Former ACCC tsar Rod Sims, now chairing a new think tank, says Australia must accelerate the rollout of renewables and use it to make green metals, fertiliser and fuels.
“The current argument by gas companies that increasing amounts of gas supply are necessary to support the growth of renewables is wrong. I see this simply as the new frontier of denial of climate change realities,” he said.
He declared himself disappointed by commentary that assumes the economy can only be burdened by climate change and cannot benefit from the clean energy transition. He said the debate had to shift from “‘gosh, how are we going to do this costly transition?
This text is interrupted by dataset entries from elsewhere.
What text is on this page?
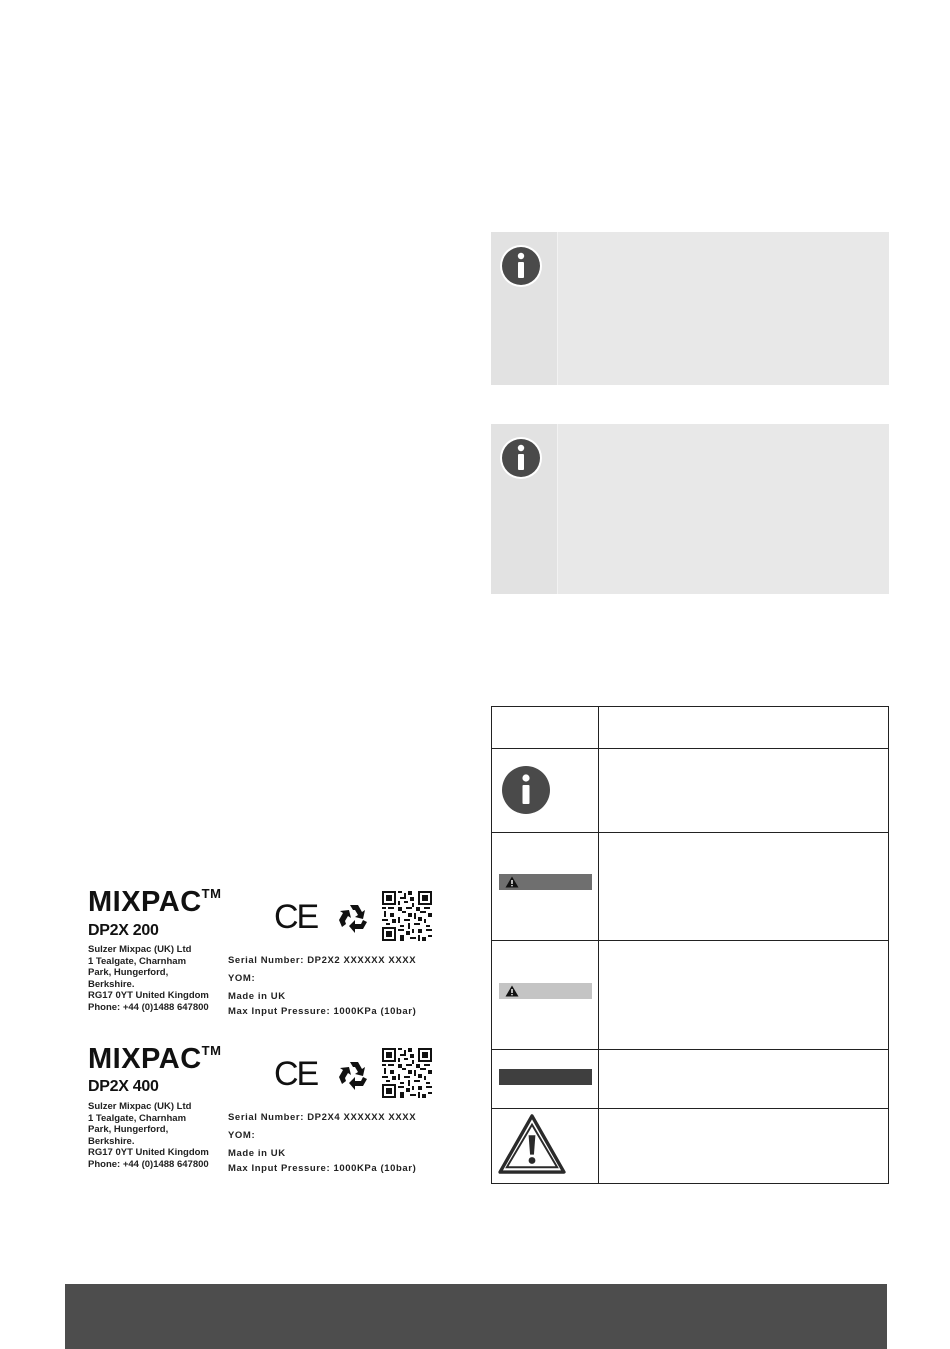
MIXPAC™
DP2X 200
Sulzer Mixpac (UK) Ltd
1 Tealgate, Charnham
Park, Hungerford,
Berkshire.
RG17 0YT United Kingdom
Phone: +44 (0)1488 647800
Serial Number: DP2X2 XXXXXX XXXX
YOM:
Made in UK
Max Input Pressure: 1000KPa (10bar)
CE
MIXPAC™
DP2X 400
Sulzer Mixpac (UK) Ltd
1 Tealgate, Charnham
Park, Hungerford,
Berkshire.
RG17 0YT United Kingdom
Phone: +44 (0)1488 647800
Serial Number: DP2X4 XXXXXX XXXX
YOM:
Made in UK
Max Input Pressure: 1000KPa (10bar)
CE
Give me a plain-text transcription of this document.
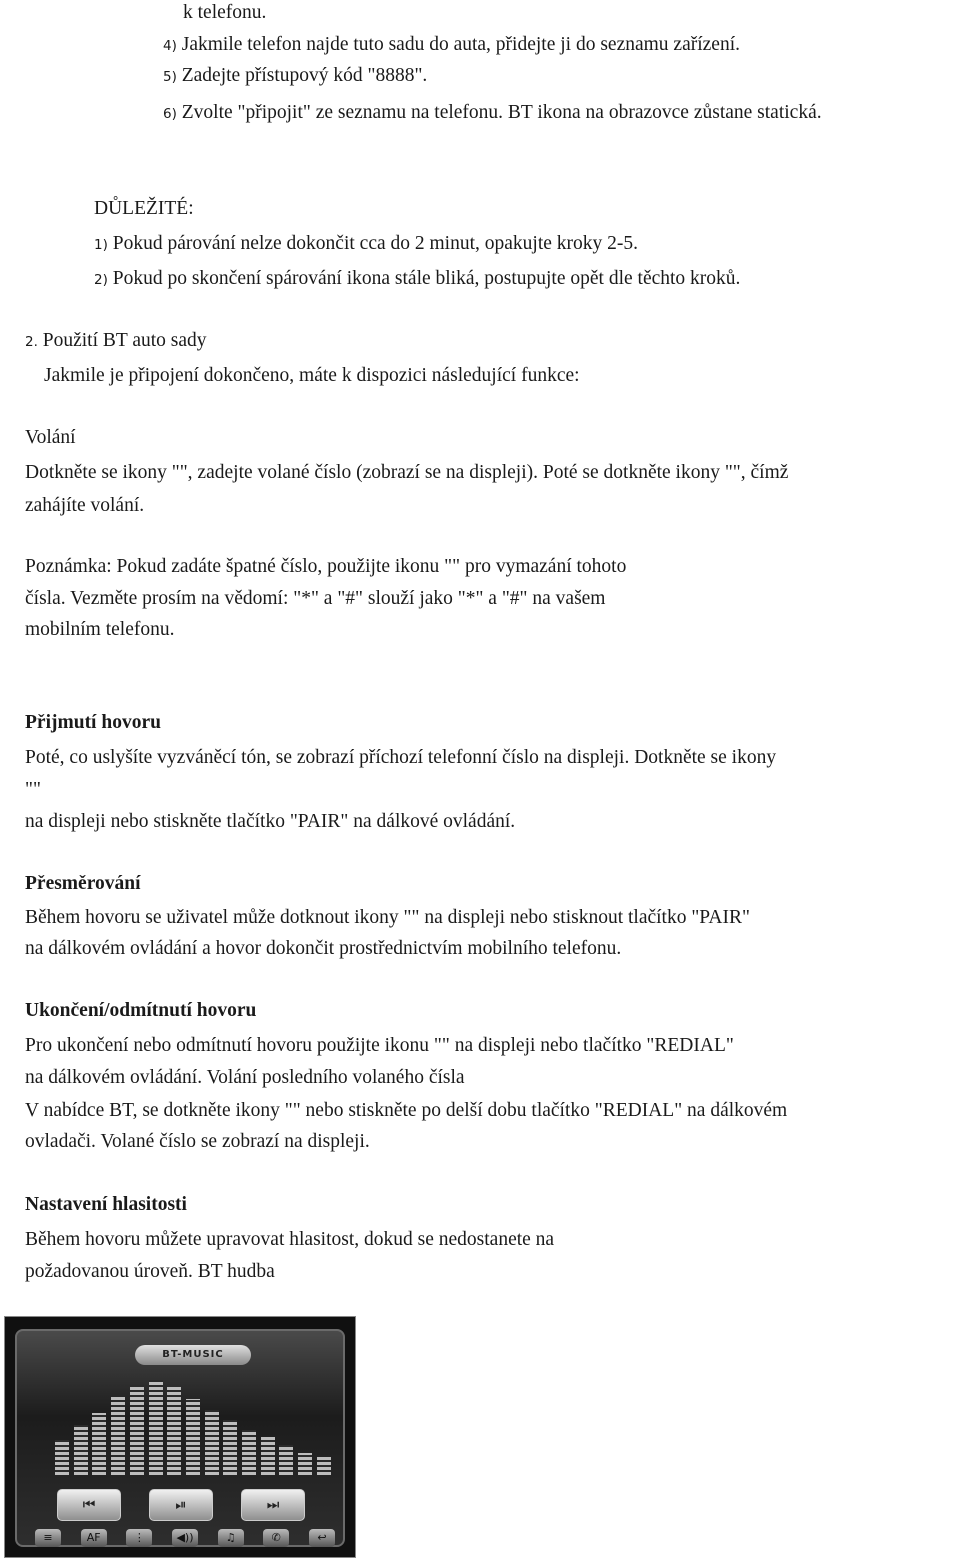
k telefonu.
4) Jakmile telefon najde tuto sadu do auta, přidejte ji do seznamu zařízení.
5) Zadejte přístupový kód "8888".
6) Zvolte "připojit" ze seznamu na telefonu. BT ikona na obrazovce zůstane statická.
DŮLEŽITÉ:
1) Pokud párování nelze dokončit cca do 2 minut, opakujte kroky 2-5.
2) Pokud po skončení spárování ikona stále bliká, postupujte opět dle těchto kroků.
2. Použití BT auto sady
Jakmile je připojení dokončeno, máte k dispozici následující funkce:
Volání
Dotkněte se ikony "", zadejte volané číslo (zobrazí se na displeji). Poté se dotkněte ikony "", čímž
zahájíte volání.
Poznámka: Pokud zadáte špatné číslo, použijte ikonu "" pro vymazání tohoto
čísla. Vezměte prosím na vědomí: "*" a "#" slouží jako "*" a "#" na vašem
mobilním telefonu.
Přijmutí hovoru
Poté, co uslyšíte vyzváněcí tón, se zobrazí příchozí telefonní číslo na displeji. Dotkněte se ikony
""
na displeji nebo stiskněte tlačítko "PAIR" na dálkové ovládání.
Přesměrování
Během hovoru se uživatel může dotknout ikony "" na displeji nebo stisknout tlačítko "PAIR"
na dálkovém ovládání a hovor dokončit prostřednictvím mobilního telefonu.
Ukončení/odmítnutí hovoru
Pro ukončení nebo odmítnutí hovoru použijte ikonu "" na displeji nebo tlačítko "REDIAL"
na dálkovém ovládání. Volání posledního volaného čísla
V nabídce BT, se dotkněte ikony "" nebo stiskněte po delší dobu tlačítko "REDIAL" na dálkovém
ovladači. Volané číslo se zobrazí na displeji.
Nastavení hlasitosti
Během hovoru můžete upravovat hlasitost, dokud se nedostanete na
požadovanou úroveň. BT hudba
BT-MUSIC
⏮	⏯	⏭
≡	AF	⋮	◀))	♫	✆	↩
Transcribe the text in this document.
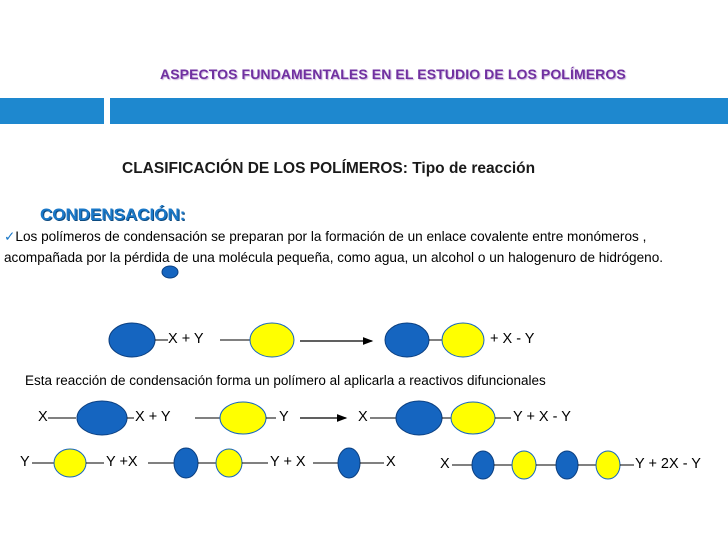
ASPECTOS FUNDAMENTALES EN EL ESTUDIO DE LOS POLÍMEROS
CLASIFICACIÓN DE LOS POLÍMEROS: Tipo de reacción
CONDENSACIÓN:
✓Los polímeros de condensación se preparan por la formación de un enlace covalente entre monómeros , acompañada por la pérdida de una molécula pequeña, como agua, un alcohol o un halogenuro de hidrógeno.
X + Y	+ X - Y
Esta reacción de condensación forma un polímero al aplicarla a reactivos difuncionales
X	X + Y	Y	X	Y + X - Y
Y	Y +X	Y + X	X	X	Y + 2X - Y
It’s a burden on the economy’ to one where we have a real opportunity here.
The Superpower Institute has initial funding from four large donors for projects to use satellites in partnership with the University of Melbourne to monitor methane emissions from gas pipelines, which Mr Sims said were poorly measured, and to ramp up the OpenNEM project, which publishes data on the eastern states’ National Electricity Market, which he said was misunderstood.
“Renewable energy is not easily exported so it makes sense for industry to relocate to the energy source; that is, by economic logic more of Australia’s minerals should now be processed in Australia,” he said. Mr Sims said becoming a clean energy superpower could also help with diversity and security of supply chains, and noted that the world relies heavily on China for silicon for solar panels – another mineral that could be processed in Australia using cheap, clean energy – and on China, Russia and Ukraine for the raw materials for urea.